After a second, 5 to 10-minute break, the last section of the ISEE is the personal Essay. Students are presented with 1 prompt and are given 30 minutes to organize their thoughts and write them out.
The prompt is usually personal in nature meaning that students will not be required, for example, to have outside knowledge of current events or facts and figures.
The essay is not scored by the ERB. Instead, schools receive a copy of the student’s maximum 2-page essay and are allowed to draw their own conclusions.
Students should strive to logically and concisely address the given prompt. Schools will primarily want to see how students express their ideas in writing under pressure and without the benefit of third party editing.
Since it’s a personal essay, the schools also want to see if the student can understand how topics relate to them and how they’ve learned from their experiences. This translates well to how they’ll perform in humanities courses and on science papers.

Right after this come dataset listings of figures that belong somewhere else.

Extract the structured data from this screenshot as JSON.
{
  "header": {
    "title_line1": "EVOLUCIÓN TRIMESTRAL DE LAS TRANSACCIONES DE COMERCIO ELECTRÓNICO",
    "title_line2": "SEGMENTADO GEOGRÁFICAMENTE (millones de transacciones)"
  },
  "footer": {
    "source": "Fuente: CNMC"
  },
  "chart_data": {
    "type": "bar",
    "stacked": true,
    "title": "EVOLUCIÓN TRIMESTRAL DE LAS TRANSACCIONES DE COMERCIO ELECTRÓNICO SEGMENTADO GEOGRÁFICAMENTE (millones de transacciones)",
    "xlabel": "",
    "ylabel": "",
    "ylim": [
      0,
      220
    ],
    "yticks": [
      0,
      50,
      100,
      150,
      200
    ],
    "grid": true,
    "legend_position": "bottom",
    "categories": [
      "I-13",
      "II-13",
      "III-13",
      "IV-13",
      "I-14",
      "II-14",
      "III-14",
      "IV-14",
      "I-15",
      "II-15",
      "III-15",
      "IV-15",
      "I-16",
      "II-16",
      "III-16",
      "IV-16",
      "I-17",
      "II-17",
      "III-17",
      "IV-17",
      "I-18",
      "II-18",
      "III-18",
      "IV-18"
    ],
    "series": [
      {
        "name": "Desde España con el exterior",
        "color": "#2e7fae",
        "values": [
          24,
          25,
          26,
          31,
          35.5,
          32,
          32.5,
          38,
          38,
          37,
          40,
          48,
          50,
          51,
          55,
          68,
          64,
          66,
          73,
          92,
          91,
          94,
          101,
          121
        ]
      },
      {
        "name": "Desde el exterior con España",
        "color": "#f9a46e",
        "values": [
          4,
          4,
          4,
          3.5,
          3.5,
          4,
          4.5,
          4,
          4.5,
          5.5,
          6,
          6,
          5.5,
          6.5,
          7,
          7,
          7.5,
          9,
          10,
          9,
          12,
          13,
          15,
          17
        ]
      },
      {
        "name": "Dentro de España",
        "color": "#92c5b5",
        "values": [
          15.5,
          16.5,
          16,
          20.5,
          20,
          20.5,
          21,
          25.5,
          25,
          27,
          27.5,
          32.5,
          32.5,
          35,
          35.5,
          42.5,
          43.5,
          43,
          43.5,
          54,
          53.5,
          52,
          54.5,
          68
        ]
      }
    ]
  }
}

You will have 30 minutes to plan and write an essay on the topic printed on the other side of this page. Do not write on another topic. An essay on another topic is not acceptable.
The essay is designed to give you an opportunity to show how well you can write. You should try to express your thoughts clearly. How well you write is much more important than how much you write, but you need to say enough for a reader to understand what you mean.
You will probably want to write more than a short paragraph. You should also be aware that a copy of your essay will be sent to each school that will be receiving your test results.